FD: Some people really see it as an albatross…

EB: Yeah, and a lot of the advice flowing in is like practice makes perfect. This isn’t basketball! I don’t need to go practice my ‘free throws’ so when I meet my husband I can shock him on our wedding night…

FD: How long are you willing to wait? What if you’re 30 and still a virgin?

EB: It might sound naïve but right now I would say yes, because I do still see it as something that comes with marriage…I can’t really separate love from marriage at this point. If I’m in love with someone and they’re in love with me, we’re going to get married. I don’t know what the alternative is. I’m not someone who’s just going to live with someone.

FD: So you’re committed to your choice…

EB: I don’t feel like I’m living less of my life because of this and it really doesn’t impact me except for when I’m really into a guy and I think our relationship is going great and he just can’t do it and it breaks my heart.
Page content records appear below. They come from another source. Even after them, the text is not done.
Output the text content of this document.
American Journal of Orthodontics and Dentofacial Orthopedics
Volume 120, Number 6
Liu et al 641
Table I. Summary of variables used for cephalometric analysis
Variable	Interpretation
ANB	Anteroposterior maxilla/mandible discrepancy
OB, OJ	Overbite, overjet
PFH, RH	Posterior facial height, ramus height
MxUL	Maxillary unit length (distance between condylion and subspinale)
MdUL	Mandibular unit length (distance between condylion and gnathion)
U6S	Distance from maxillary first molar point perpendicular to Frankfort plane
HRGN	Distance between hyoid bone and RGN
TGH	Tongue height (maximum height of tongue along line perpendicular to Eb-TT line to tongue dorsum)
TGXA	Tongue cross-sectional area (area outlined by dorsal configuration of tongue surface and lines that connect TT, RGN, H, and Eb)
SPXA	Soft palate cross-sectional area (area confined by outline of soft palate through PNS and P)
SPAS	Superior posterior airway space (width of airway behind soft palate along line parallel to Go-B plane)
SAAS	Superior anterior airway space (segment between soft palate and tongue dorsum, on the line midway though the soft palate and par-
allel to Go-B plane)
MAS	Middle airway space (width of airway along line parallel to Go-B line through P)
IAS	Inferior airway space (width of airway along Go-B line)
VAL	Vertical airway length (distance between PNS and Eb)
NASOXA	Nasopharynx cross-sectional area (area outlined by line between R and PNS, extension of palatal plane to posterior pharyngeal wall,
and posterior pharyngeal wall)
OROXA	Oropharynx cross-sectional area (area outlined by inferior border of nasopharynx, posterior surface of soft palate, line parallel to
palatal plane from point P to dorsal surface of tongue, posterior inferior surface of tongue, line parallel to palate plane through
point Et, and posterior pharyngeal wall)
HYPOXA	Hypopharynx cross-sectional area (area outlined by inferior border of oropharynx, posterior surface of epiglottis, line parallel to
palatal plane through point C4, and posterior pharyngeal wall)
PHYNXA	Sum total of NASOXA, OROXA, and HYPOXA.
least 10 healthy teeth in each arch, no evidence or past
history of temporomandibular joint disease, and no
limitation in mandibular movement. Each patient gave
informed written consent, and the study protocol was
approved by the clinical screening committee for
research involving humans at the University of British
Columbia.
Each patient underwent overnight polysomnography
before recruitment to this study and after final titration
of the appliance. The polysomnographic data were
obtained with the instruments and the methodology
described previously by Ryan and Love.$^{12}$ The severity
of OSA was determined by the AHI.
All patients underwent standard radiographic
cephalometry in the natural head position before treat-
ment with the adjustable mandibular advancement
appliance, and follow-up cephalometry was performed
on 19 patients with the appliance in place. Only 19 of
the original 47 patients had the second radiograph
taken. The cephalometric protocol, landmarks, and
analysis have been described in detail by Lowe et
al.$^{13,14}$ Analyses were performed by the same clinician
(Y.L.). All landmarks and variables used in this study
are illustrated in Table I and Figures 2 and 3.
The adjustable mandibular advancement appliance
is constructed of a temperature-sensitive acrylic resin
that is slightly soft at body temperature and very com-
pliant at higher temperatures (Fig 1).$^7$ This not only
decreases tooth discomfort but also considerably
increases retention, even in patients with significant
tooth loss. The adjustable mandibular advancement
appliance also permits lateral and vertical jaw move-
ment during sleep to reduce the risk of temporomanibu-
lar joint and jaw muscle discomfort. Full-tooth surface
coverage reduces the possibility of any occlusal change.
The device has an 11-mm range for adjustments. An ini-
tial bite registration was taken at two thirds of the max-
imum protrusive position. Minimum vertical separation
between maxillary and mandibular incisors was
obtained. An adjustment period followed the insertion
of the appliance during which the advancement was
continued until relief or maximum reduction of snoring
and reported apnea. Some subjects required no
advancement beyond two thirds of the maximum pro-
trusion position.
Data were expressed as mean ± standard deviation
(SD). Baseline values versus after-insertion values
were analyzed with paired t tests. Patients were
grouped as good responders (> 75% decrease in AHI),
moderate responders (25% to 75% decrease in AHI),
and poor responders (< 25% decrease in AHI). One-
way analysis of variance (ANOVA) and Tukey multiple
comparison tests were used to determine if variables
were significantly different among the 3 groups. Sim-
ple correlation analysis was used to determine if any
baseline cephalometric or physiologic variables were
I might have been a little too flippant in my description of those three relationships in the essay, but it wasn’t easy to break up with any of them really. Well, maybe guy no. 2.

Guy no. 1, I was head over heels for him and it really was hard for me to realize that we couldn’t be together because we weren’t on the same page.

FD: It sounds like you are having relationships that involve affection, where do you draw the line?

EB: Basically, the agreed upon boundary for me for now is we kind of do the pants-on kind of thing. Anything below the belt is as of yet not [happening]…

FD: Do you ever think about your first time?

EB: Yeah, a lot of my friends are getting married right now so bachelorette parties are a big chatfest about sex and so I think I’ve talked about it quite a bit with my girlfriends. I’ve had experienced friends give me advice and tips. I have my fellow inexperienced friends and we’ve talked about the things we’re nervous about.

FD: What are you nervous about?

EB: Doing it wrong. [My friends who’ve had sex] are like, “There’s no wrong way to do it. You’re humans, you’ll figure out what goes where.”

But when I think about it, it’s more in the sense of excitement and I think it will be so much more special because I know it will be with the man who I’m going to be with till death do us part and that’s important to me.